Fortunately, innovative solutions for storing all of this data go hand in hand with virtualization, improving performance and simplifying management tasks for IT professionals. In particular, data deduplication, data virtualization, and data management virtualization, though very different from server and desktop virtualization, provide huge benefits to businesses struggling with data overload, especially when they are already leveraging traditional virtualization technologies.
The concept of data deduplication was first popularized and brought to scale by the company Data Domain (now part of storage giant EMC). The idea is that data is frequently repeated across storage media, wasting space and increasing the time and bandwidth required for backups and file transfers. Data deduplication algorithms identify large matching byte patterns which may represent files, parts of files, or even entire directories, and store only a single copy of such patterns with all other occurrences replaced by a logical reference to the original.

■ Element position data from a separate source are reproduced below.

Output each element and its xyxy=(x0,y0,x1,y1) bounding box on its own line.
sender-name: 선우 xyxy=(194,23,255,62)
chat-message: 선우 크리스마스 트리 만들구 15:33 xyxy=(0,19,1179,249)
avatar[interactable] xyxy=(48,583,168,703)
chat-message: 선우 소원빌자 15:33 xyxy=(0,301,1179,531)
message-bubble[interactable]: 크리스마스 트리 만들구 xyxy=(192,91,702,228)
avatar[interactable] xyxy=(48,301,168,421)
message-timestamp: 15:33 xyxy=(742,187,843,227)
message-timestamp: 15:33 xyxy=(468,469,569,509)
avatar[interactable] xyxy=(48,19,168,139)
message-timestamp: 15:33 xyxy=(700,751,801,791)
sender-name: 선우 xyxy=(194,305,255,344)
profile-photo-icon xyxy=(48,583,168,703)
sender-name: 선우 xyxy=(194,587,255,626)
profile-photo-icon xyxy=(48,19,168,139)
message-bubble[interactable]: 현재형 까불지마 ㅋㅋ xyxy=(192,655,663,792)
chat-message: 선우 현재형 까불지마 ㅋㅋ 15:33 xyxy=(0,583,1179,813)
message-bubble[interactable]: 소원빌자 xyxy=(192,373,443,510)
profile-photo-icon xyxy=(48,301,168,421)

This becomes quite significant for virtualized environments where entire virtual machines may be backed up or copied regularly, and where incremental backups of VMs can contain significant repetition. Similarly, transactional data and other large, dynamic data stores are often replicated in near real time to allow reporting and analytics on non-production data with delays caused by traditional approaches to ETL/backup. In any of these cases, the storage overhead can become quite significant and benefit considerably from deduplication.

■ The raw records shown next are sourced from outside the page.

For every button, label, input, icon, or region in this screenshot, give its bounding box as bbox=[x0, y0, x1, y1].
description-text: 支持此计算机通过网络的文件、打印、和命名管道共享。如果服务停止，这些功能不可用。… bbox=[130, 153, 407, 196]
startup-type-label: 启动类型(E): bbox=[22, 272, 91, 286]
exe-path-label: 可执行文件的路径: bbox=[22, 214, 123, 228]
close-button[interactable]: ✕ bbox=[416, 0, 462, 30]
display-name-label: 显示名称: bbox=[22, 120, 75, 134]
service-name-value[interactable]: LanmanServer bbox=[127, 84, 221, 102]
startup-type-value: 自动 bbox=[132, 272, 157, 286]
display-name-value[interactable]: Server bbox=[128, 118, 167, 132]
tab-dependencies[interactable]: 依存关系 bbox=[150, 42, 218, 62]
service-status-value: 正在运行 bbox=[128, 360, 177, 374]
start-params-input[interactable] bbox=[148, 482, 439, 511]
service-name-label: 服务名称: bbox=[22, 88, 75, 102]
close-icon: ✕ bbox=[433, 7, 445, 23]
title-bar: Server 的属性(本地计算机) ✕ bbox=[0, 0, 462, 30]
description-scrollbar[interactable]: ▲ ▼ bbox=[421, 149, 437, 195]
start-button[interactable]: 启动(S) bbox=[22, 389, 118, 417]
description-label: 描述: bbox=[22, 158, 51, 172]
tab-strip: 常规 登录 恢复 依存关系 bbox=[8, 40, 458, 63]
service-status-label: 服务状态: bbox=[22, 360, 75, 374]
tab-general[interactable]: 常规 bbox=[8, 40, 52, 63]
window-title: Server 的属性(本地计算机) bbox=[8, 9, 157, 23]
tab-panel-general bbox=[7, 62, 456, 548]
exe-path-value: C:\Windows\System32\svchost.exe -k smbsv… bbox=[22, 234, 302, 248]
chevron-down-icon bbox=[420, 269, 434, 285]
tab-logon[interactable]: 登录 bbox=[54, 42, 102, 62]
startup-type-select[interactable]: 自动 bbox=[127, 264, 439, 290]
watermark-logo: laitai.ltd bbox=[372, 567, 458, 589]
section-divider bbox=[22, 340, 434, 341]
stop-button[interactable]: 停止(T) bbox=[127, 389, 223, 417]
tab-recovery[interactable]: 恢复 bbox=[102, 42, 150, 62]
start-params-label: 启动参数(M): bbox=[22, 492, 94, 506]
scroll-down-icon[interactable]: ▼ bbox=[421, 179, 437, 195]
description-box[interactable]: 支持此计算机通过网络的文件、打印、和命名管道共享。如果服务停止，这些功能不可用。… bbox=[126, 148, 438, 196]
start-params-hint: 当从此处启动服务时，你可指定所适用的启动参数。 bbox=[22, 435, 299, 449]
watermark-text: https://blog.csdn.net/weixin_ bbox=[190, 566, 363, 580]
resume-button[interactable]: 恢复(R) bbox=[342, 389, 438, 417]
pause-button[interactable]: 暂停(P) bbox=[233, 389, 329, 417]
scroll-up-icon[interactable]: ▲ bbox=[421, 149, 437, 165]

Just as machine virtualization abstracts the hardware for a given operating system, data virtualization abstracts the physical volumes and data stores in which data might reside. It allows reporting, analytics, and data mining tools to view disparate sources of data as a single logical data store. Thus, a weekly sales and marketing report might present data from a POS system, a CRM database, website analytics, and an ecommerce backend with the reporting tool designed to simply pull from what appears to be a single sales/marketing database even though the actual data may reside in an Oracle OLTP database, two MySQL databases, and flat files downloaded from Google Analytics.
Data management virtualization
Data management virtualization is the next logical step beyond data virtualization. Data virtualization allows a single application layer interface to access many data sources. Data management virtualization then applies business rules and various transformations to virtualized data. Regardless of the physical location, data management virtualization enables backup, archiving, deduplication, aggregation, business intelligence, and other common data management processes to the data.

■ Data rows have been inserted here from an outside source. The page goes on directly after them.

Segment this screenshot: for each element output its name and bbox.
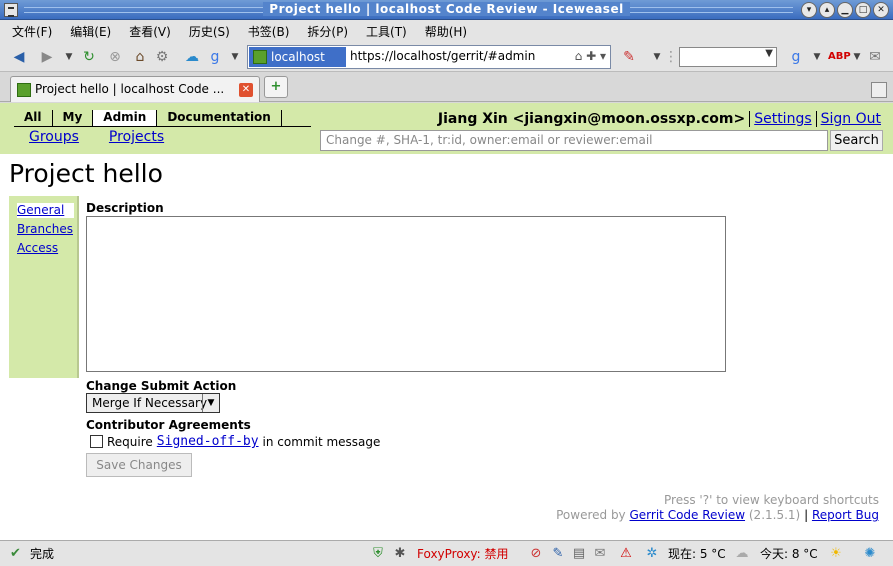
menu-view[interactable]: 查看(V): [129, 23, 171, 40]
sub-menu: Groups Projects: [29, 129, 164, 145]
home-icon[interactable]: ⌂: [131, 48, 149, 66]
tab-project-hello[interactable]: Project hello | localhost Code ... ✕: [10, 76, 260, 102]
tab-list-icon[interactable]: [871, 82, 887, 98]
menu-bar: 文件(F) 编辑(E) 查看(V) 历史(S) 书签(B) 拆分(P) 工具(T…: [0, 20, 893, 42]
menu-history[interactable]: 历史(S): [189, 23, 230, 40]
window-titlebar[interactable]: Project hello | localhost Code Review - …: [0, 0, 893, 20]
top-menu: All My Admin Documentation: [14, 110, 282, 126]
addon-icon[interactable]: ⚙: [153, 48, 171, 66]
submit-action-label: Change Submit Action: [86, 379, 237, 393]
menu-tools[interactable]: 工具(T): [366, 23, 407, 40]
sign-out-link[interactable]: Sign Out: [821, 111, 881, 127]
sun-icon: ☀: [830, 546, 842, 561]
tab-favicon-icon: [17, 83, 31, 97]
dragonfly-icon[interactable]: ✺: [862, 546, 878, 562]
require-signed-off-row: Require Signed-off-by in commit message: [90, 434, 380, 449]
url-bar[interactable]: localhost https://localhost/gerrit/#admi…: [247, 45, 611, 69]
page-title: Project hello: [9, 159, 163, 188]
report-bug-link[interactable]: Report Bug: [812, 508, 879, 522]
close-icon[interactable]: ✕: [873, 2, 889, 18]
status-bar: ✔ 完成 ⛨ ✱ FoxyProxy: 禁用 ⊘ ✎ ▤ ✉ ⚠ ✲ 现在: 5…: [0, 540, 893, 566]
feed-icon[interactable]: ✎: [620, 48, 638, 66]
signed-off-by-link[interactable]: Signed-off-by: [157, 434, 259, 449]
menu-bookmarks[interactable]: 书签(B): [248, 23, 290, 40]
require-signed-off-checkbox[interactable]: [90, 435, 103, 448]
submenu-groups[interactable]: Groups: [29, 129, 79, 145]
browser-search-input[interactable]: ▼: [679, 47, 777, 67]
topmenu-documentation[interactable]: Documentation: [157, 110, 282, 126]
stop-icon[interactable]: ⊗: [106, 48, 124, 66]
user-info: Jiang Xin <jiangxin@moon.ossxp.com> Sett…: [438, 111, 881, 127]
divider: [749, 111, 751, 127]
site-identity-button[interactable]: localhost: [249, 47, 346, 67]
page-icon[interactable]: ▤: [571, 546, 587, 562]
sidenav-access[interactable]: Access: [17, 241, 74, 256]
page-content: All My Admin Documentation Groups Projec…: [0, 103, 893, 540]
back-icon[interactable]: ◀: [10, 48, 28, 66]
google-dropdown-icon[interactable]: ▼: [226, 48, 244, 66]
mail-status-icon[interactable]: ✉: [592, 546, 608, 562]
adblock-dropdown-icon[interactable]: ▼: [848, 48, 866, 66]
new-tab-icon[interactable]: +: [264, 76, 288, 98]
menu-edit[interactable]: 编辑(E): [70, 23, 111, 40]
window-title: Project hello | localhost Code Review - …: [0, 2, 893, 16]
search-button[interactable]: Search: [830, 130, 883, 151]
cloud-sun-icon: ☁: [735, 546, 749, 561]
weather-now[interactable]: 现在: 5 °C: [668, 545, 726, 562]
topmenu-admin[interactable]: Admin: [93, 110, 158, 126]
change-search-input[interactable]: Change #, SHA-1, tr:id, owner:email or r…: [320, 130, 828, 151]
page-footer: Press '?' to view keyboard shortcuts Pow…: [556, 493, 879, 522]
reload-icon[interactable]: ↻: [80, 48, 98, 66]
description-textarea[interactable]: [86, 216, 726, 372]
gerrit-code-review-link[interactable]: Gerrit Code Review: [630, 508, 746, 522]
url-bar-icons[interactable]: ⌂ ✚ ▾: [575, 49, 606, 63]
status-done-icon: ✔: [10, 546, 21, 561]
submit-action-select[interactable]: Merge If Necessary ▼: [86, 393, 220, 413]
description-label: Description: [86, 201, 164, 215]
settings-link[interactable]: Settings: [754, 111, 811, 127]
maximize-icon[interactable]: □: [855, 2, 871, 18]
status-text: 完成: [30, 547, 55, 561]
history-dropdown-icon[interactable]: ▼: [60, 48, 78, 66]
adblock-icon[interactable]: ABP: [828, 48, 851, 66]
url-input[interactable]: https://localhost/gerrit/#admin: [350, 49, 545, 63]
sidenav-general[interactable]: General: [17, 203, 75, 218]
minimize-icon[interactable]: ▁: [837, 2, 853, 18]
chevron-down-icon: ▼: [202, 394, 219, 412]
search-engine-icon[interactable]: g: [787, 48, 805, 66]
menu-file[interactable]: 文件(F): [12, 23, 52, 40]
shade-icon[interactable]: ▾: [801, 2, 817, 18]
network-icon[interactable]: ✲: [644, 546, 660, 562]
tab-close-icon[interactable]: ✕: [239, 83, 253, 97]
forward-icon[interactable]: ▶: [38, 48, 56, 66]
divider: [815, 111, 817, 127]
menu-split[interactable]: 拆分(P): [307, 23, 348, 40]
google-icon[interactable]: g: [206, 48, 224, 66]
weather-today[interactable]: 今天: 8 °C: [760, 545, 818, 562]
block-icon[interactable]: ⊘: [528, 546, 544, 562]
topmenu-all[interactable]: All: [14, 110, 53, 126]
resize-handle-icon[interactable]: ⋮: [662, 48, 680, 66]
bug-icon[interactable]: ✱: [392, 546, 408, 562]
topmenu-my[interactable]: My: [53, 110, 94, 126]
submenu-projects[interactable]: Projects: [109, 129, 164, 145]
unshade-icon[interactable]: ▴: [819, 2, 835, 18]
admin-sidenav: General Branches Access: [17, 203, 75, 260]
save-changes-button[interactable]: Save Changes: [86, 453, 192, 477]
topmenu-divider: [14, 126, 311, 127]
cloud-icon[interactable]: ☁: [183, 48, 201, 66]
user-name: Jiang Xin <jiangxin@moon.ossxp.com>: [437, 111, 746, 127]
menu-help[interactable]: 帮助(H): [425, 23, 467, 40]
shield-icon[interactable]: ⛨: [370, 546, 386, 562]
site-favicon-icon: [253, 50, 267, 64]
mail-icon[interactable]: ✉: [866, 48, 884, 66]
shortcuts-hint: Press '?' to view keyboard shortcuts: [664, 493, 879, 507]
warning-icon[interactable]: ⚠: [618, 546, 634, 562]
foxyproxy-status[interactable]: FoxyProxy: 禁用: [417, 545, 509, 562]
feed-status-icon[interactable]: ✎: [550, 546, 566, 562]
sidenav-branches[interactable]: Branches: [17, 222, 74, 237]
contributor-agreements-label: Contributor Agreements: [86, 418, 251, 432]
gerrit-header: All My Admin Documentation Groups Projec…: [0, 103, 893, 154]
search-engine-dropdown-icon[interactable]: ▼: [808, 48, 826, 66]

Although data management carries with it a well-defined set of best practices, carrying out these practices across the large number of data sources common to mid-sized businesses and large enterprises is both complicated and expensive in terms of time, effort, computation, and programming. Recent advances in the field, though, are easing the process and making use of new approaches to data virtualization to ensure the integrity, usability, and availability of critical data, particularly in heterogeneous and/or virtualized environments.
Data management is a critical function in a data-rich organization. Server and application virtualization needn’t be an impediment to actually making use of the data businesses collect at a lightning pace.